Si esta problemática rige para la comunicación en general, ¡cuánto más se hace sentir al tratarse de la Biblia! Sostenemos que las Escrituras son revelación de Dios, inspirada en mente humana y expresa de acuerdo al contexto cultural-social-histórico de los autores. Este contexto se puede estudiar y tomar en cuenta; pero es mucho más difícil lograr que el significado -el espíritu de la letra- llegue al receptor del mensaje sin alterar, a causa de la gran variedad de concepciones culturales en el mundo.

Traducciones antiguas

Mientras los textos existían en idioma hebreo como tradición oral, o fueron puestos por escrito y copiados por escribas, no había ninguna necesidad para los israelitas de pensar en traducciones. En su propio entendimiento, fallando en comprender por completo el propósito de su elección, Dios era «el Dios de Israel». La primera traducción surgió cuando en el cautiverio el pueblo adoptó el uso del arameo -el idioma de Babilonia- de forma tan general que desde entonces tanto los judíos del exilio como los que habían quedado en Palestina, hablaron arameo como su lengua natural.

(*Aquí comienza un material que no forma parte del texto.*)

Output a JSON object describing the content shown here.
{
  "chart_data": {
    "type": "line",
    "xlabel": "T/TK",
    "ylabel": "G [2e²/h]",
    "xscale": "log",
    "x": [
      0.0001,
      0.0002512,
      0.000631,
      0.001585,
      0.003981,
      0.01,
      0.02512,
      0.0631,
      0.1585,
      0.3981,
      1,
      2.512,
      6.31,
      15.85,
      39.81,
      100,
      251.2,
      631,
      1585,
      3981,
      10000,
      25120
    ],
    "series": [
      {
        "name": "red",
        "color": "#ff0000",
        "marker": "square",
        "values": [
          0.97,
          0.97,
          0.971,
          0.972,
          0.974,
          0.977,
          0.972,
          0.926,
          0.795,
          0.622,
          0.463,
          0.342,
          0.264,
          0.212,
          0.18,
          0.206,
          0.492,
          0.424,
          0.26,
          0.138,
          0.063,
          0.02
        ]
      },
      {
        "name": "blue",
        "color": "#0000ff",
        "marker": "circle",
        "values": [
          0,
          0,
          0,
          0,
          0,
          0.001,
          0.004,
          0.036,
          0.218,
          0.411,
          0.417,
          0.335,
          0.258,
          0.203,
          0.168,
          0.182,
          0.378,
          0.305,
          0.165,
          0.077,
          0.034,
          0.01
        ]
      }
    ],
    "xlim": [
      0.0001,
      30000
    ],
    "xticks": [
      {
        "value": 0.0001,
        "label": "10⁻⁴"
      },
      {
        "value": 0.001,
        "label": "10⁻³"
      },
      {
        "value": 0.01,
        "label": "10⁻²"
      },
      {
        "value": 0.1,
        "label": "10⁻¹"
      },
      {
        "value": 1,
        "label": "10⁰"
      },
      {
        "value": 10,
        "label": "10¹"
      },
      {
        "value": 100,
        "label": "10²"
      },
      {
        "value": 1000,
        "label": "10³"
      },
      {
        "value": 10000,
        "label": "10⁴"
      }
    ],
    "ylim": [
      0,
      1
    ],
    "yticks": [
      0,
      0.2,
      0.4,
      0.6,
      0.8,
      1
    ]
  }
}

LXXtargum Izquierda: Papiro egipcio, siglo II d.C., traducción LXX. Derecha: Los tárgumim, escritos en arameo, también incluyeron los comentarios, explicaciones y paráfrasis que forman la base de las Escrituras judías: el Tanak (la Biblia hebrea) y el Talmud (Mishná, Guemará, Halajá, Hagadá, y otras)

También la traducción al griego, conocida como Septuaginta (LXX), obedecía a necesidades del pueblo judío en la diáspora. El trabajo comenzó alrededor de 325 a.C. y concluyó en 132 a.C. Fuera de los textos de origen hebreo, la LXX contiene varios libros redactados en el griego alejandrino de su época. Con ella, por primera vez la Biblia se hizo accesible a un círculo de lectores mucho más extenso que la comunidad judía misma.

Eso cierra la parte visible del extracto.